As always, Jay’s most popular reviews were the ‘less positive’ ones; this year it was the one where he ripped into the pop-up Polo Lounge at The Dorchester (“they deserved it for marking up bog standard wines by a factor of six or seven”), closely followed by his “stupid stunt” dining on Kebab Kid takeaway outside Salt Bae’s wildly overpriced Knightsbridge restaurant.

*****

The Mail on Sunday

Tom Parker Bowles in YOU Magazine bucked the trend by publishing an ordinary review of Café Deco, the “small Bloomsbury restaurant where things are stripped back to their essence, free of pomp, pretension and fuss”.

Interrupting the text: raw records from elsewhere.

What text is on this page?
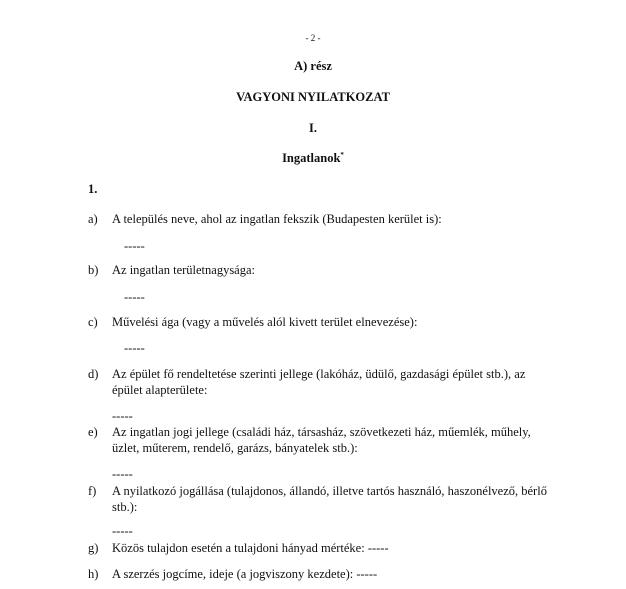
- 2 -
A) rész
VAGYONI NYILATKOZAT
I.
Ingatlanok*
1.
a) A település neve, ahol az ingatlan fekszik (Budapesten kerület is):
-----
b) Az ingatlan területnagysága:
-----
c) Művelési ága (vagy a művelés alól kivett terület elnevezése):
-----
d) Az épület fő rendeltetése szerinti jellege (lakóház, üdülő, gazdasági épület stb.), az
épület alapterülete:
-----
e) Az ingatlan jogi jellege (családi ház, társasház, szövetkezeti ház, műemlék, műhely,
üzlet, műterem, rendelő, garázs, bányatelek stb.):
-----
f) A nyilatkozó jogállása (tulajdonos, állandó, illetve tartós használó, haszonélvező, bérlő
stb.):
-----
g) Közös tulajdon esetén a tulajdoni hányad mértéke: -----
h) A szerzés jogcíme, ideje (a jogviszony kezdete): -----
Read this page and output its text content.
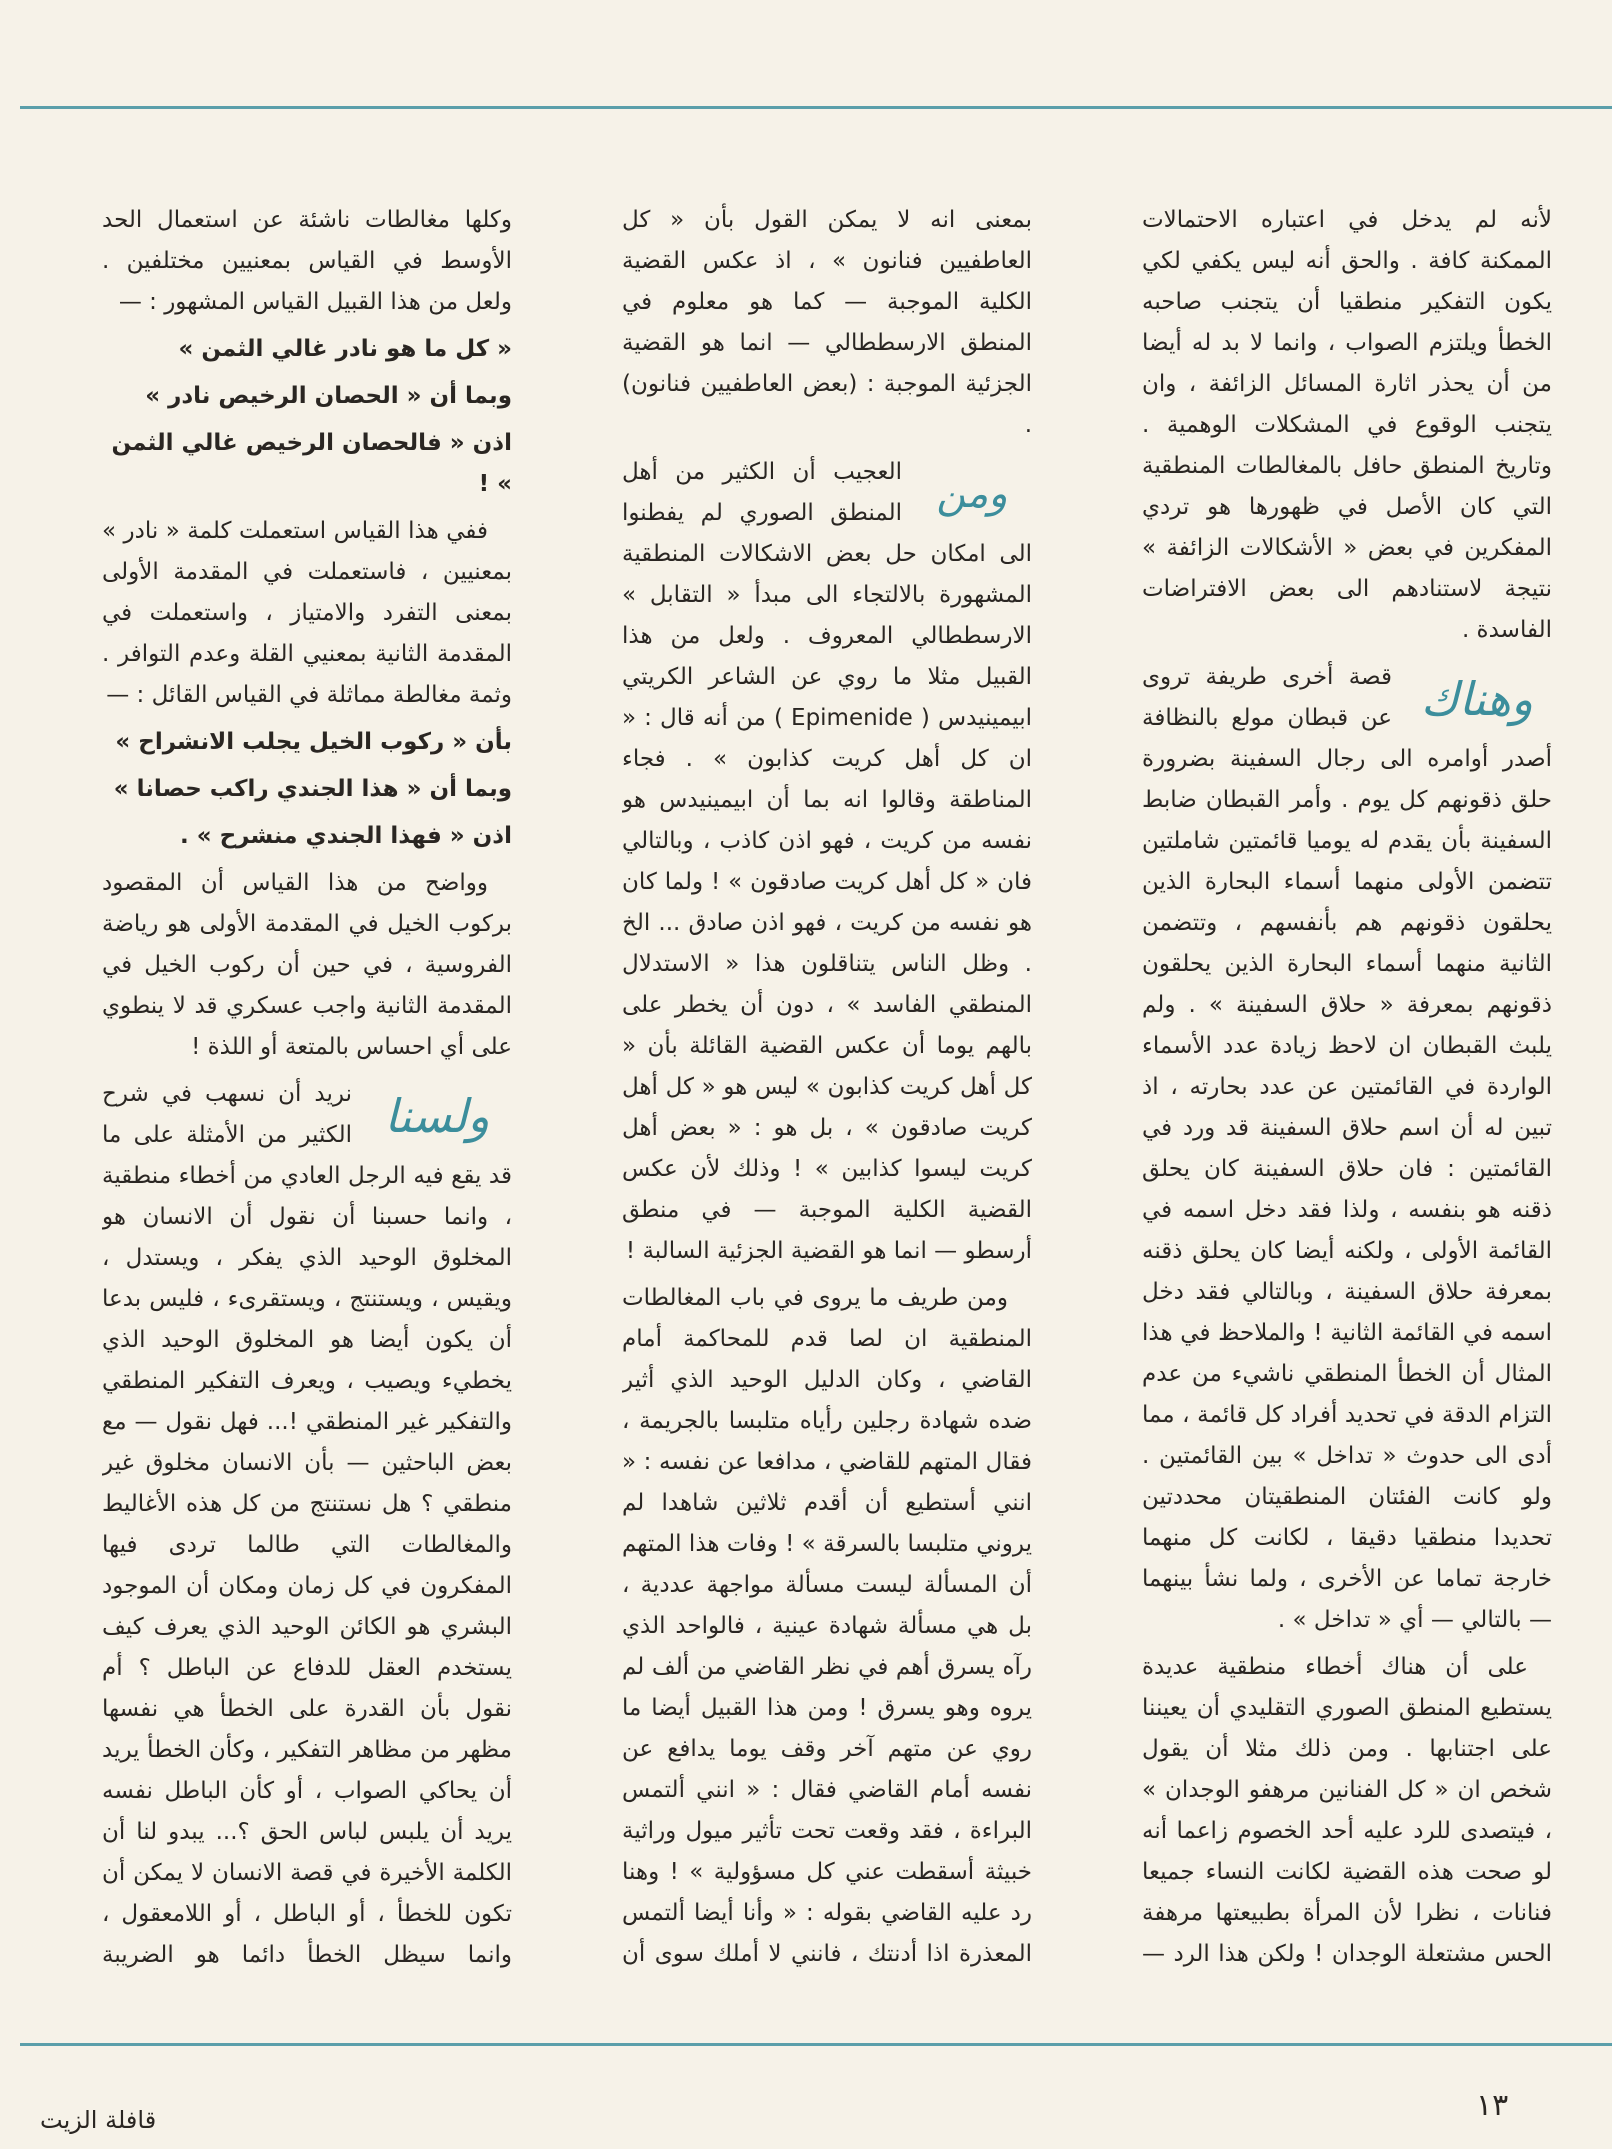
لأنه لم يدخل في اعتباره الاحتمالات الممكنة كافة . والحق أنه ليس يكفي لكي يكون التفكير منطقيا أن يتجنب صاحبه الخطأ ويلتزم الصواب ، وانما لا بد له أيضا من أن يحذر اثارة المسائل الزائفة ، وان يتجنب الوقوع في المشكلات الوهمية . وتاريخ المنطق حافل بالمغالطات المنطقية التي كان الأصل في ظهورها هو تردي المفكرين في بعض « الأشكالات الزائفة » نتيجة لاستنادهم الى بعض الافتراضات الفاسدة .

وهناك

قصة أخرى طريفة تروى عن قبطان مولع بالنظافة أصدر أوامره الى رجال السفينة بضرورة حلق ذقونهم كل يوم . وأمر القبطان ضابط السفينة بأن يقدم له يوميا قائمتين شاملتين تتضمن الأولى منهما أسماء البحارة الذين يحلقون ذقونهم هم بأنفسهم ، وتتضمن الثانية منهما أسماء البحارة الذين يحلقون ذقونهم بمعرفة « حلاق السفينة » . ولم يلبث القبطان ان لاحظ زيادة عدد الأسماء الواردة في القائمتين عن عدد بحارته ، اذ تبين له أن اسم حلاق السفينة قد ورد في القائمتين : فان حلاق السفينة كان يحلق ذقنه هو بنفسه ، ولذا فقد دخل اسمه في القائمة الأولى ، ولكنه أيضا كان يحلق ذقنه بمعرفة حلاق السفينة ، وبالتالي فقد دخل اسمه في القائمة الثانية ! والملاحظ في هذا المثال أن الخطأ المنطقي ناشيء من عدم التزام الدقة في تحديد أفراد كل قائمة ، مما أدى الى حدوث « تداخل » بين القائمتين . ولو كانت الفئتان المنطقيتان محددتين تحديدا منطقيا دقيقا ، لكانت كل منهما خارجة تماما عن الأخرى ، ولما نشأ بينهما — بالتالي — أي « تداخل » .

على أن هناك أخطاء منطقية عديدة يستطيع المنطق الصوري التقليدي أن يعيننا على اجتنابها . ومن ذلك مثلا أن يقول شخص ان « كل الفنانين مرهفو الوجدان » ، فيتصدى للرد عليه أحد الخصوم زاعما أنه لو صحت هذه القضية لكانت النساء جميعا فنانات ، نظرا لأن المرأة بطبيعتها مرهفة الحس مشتعلة الوجدان ! ولكن هذا الرد —

بمعنى انه لا يمكن القول بأن « كل العاطفيين فنانون » ، اذ عكس القضية الكلية الموجبة — كما هو معلوم في المنطق الارسططالي — انما هو القضية الجزئية الموجبة : (بعض العاطفيين فنانون) .

ومن

العجيب أن الكثير من أهل المنطق الصوري لم يفطنوا الى امكان حل بعض الاشكالات المنطقية المشهورة بالالتجاء الى مبدأ « التقابل » الارسططالي المعروف . ولعل من هذا القبيل مثلا ما روي عن الشاعر الكريتي ابيمينيدس ( Epimenide ) من أنه قال : « ان كل أهل كريت كذابون » . فجاء المناطقة وقالوا انه بما أن ابيمينيدس هو نفسه من كريت ، فهو اذن كاذب ، وبالتالي فان « كل أهل كريت صادقون » ! ولما كان هو نفسه من كريت ، فهو اذن صادق ... الخ . وظل الناس يتناقلون هذا « الاستدلال المنطقي الفاسد » ، دون أن يخطر على بالهم يوما أن عكس القضية القائلة بأن « كل أهل كريت كذابون » ليس هو « كل أهل كريت صادقون » ، بل هو : « بعض أهل كريت ليسوا كذابين » ! وذلك لأن عكس القضية الكلية الموجبة — في منطق أرسطو — انما هو القضية الجزئية السالبة !

ومن طريف ما يروى في باب المغالطات المنطقية ان لصا قدم للمحاكمة أمام القاضي ، وكان الدليل الوحيد الذي أثير ضده شهادة رجلين رأياه متلبسا بالجريمة ، فقال المتهم للقاضي ، مدافعا عن نفسه : « انني أستطيع أن أقدم ثلاثين شاهدا لم يروني متلبسا بالسرقة » ! وفات هذا المتهم أن المسألة ليست مسألة مواجهة عددية ، بل هي مسألة شهادة عينية ، فالواحد الذي رآه يسرق أهم في نظر القاضي من ألف لم يروه وهو يسرق ! ومن هذا القبيل أيضا ما روي عن متهم آخر وقف يوما يدافع عن نفسه أمام القاضي فقال : « انني ألتمس البراءة ، فقد وقعت تحت تأثير ميول وراثية خبيثة أسقطت عني كل مسؤولية » ! وهنا رد عليه القاضي بقوله : « وأنا أيضا ألتمس المعذرة اذا أدنتك ، فانني لا أملك سوى أن

وكلها مغالطات ناشئة عن استعمال الحد الأوسط في القياس بمعنيين مختلفين . ولعل من هذا القبيل القياس المشهور : —

« كل ما هو نادر غالي الثمن »

وبما أن « الحصان الرخيص نادر »

اذن « فالحصان الرخيص غالي الثمن » !

ففي هذا القياس استعملت كلمة « نادر » بمعنيين ، فاستعملت في المقدمة الأولى بمعنى التفرد والامتياز ، واستعملت في المقدمة الثانية بمعنيي القلة وعدم التوافر . وثمة مغالطة مماثلة في القياس القائل : —

بأن « ركوب الخيل يجلب الانشراح »

وبما أن « هذا الجندي راكب حصانا »

اذن « فهذا الجندي منشرح » .

وواضح من هذا القياس أن المقصود بركوب الخيل في المقدمة الأولى هو رياضة الفروسية ، في حين أن ركوب الخيل في المقدمة الثانية واجب عسكري قد لا ينطوي على أي احساس بالمتعة أو اللذة !

ولسنا

نريد أن نسهب في شرح الكثير من الأمثلة على ما قد يقع فيه الرجل العادي من أخطاء منطقية ، وانما حسبنا أن نقول أن الانسان هو المخلوق الوحيد الذي يفكر ، ويستدل ، ويقيس ، ويستنتج ، ويستقرىء ، فليس بدعا أن يكون أيضا هو المخلوق الوحيد الذي يخطيء ويصيب ، ويعرف التفكير المنطقي والتفكير غير المنطقي !... فهل نقول — مع بعض الباحثين — بأن الانسان مخلوق غير منطقي ؟ هل نستنتج من كل هذه الأغاليط والمغالطات التي طالما تردى فيها المفكرون في كل زمان ومكان أن الموجود البشري هو الكائن الوحيد الذي يعرف كيف يستخدم العقل للدفاع عن الباطل ؟ أم نقول بأن القدرة على الخطأ هي نفسها مظهر من مظاهر التفكير ، وكأن الخطأ يريد أن يحاكي الصواب ، أو كأن الباطل نفسه يريد أن يلبس لباس الحق ؟... يبدو لنا أن الكلمة الأخيرة في قصة الانسان لا يمكن أن تكون للخطأ ، أو الباطل ، أو اللامعقول ، وانما سيظل الخطأ دائما هو الضريبة

١٣
قافلة الزيت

The “short, handsome menu… skips across Europe with knowing aplomb” – understandly when you learn that “head chef Anna Tobias trained under Jeremy Lee, Ruthie Rogers and Margot Henderson, a blessed culinary trinity” – and the wine list is “interesting and well-priced”

Café Deco is already “one of those rare and wonderful restaurants that despite being just a year old, feels like the oldest of friends”.

In the same article, wine expert Olly Smith shares his tips for New Year fizz, imploring us to “buy British bubbly and support our homegrown vineyards”.

*****

The Economist

In the Christmas edition, an economic retrospective on the history and future of the restaurant, viewed through the lens of the pandemic: “being deprived of restaurants has made people realise how much they value them”.

*****

And also…

In The Financial Times, a recipe for Galette des Rois – the “king of puff pastry puddings” – traditionally made to “celebrate the coming of the magi, it’s the crowd-pleaser of baked seasonal puddings; also a 24hour food tour of Manhattan with chef Jason Atherton, who “shares his favourite spots to eat and drink in NYC”.

*****

In the Birmingham Mail, a list of “all the fabulous new Birmingham restaurants that opened in 2021”.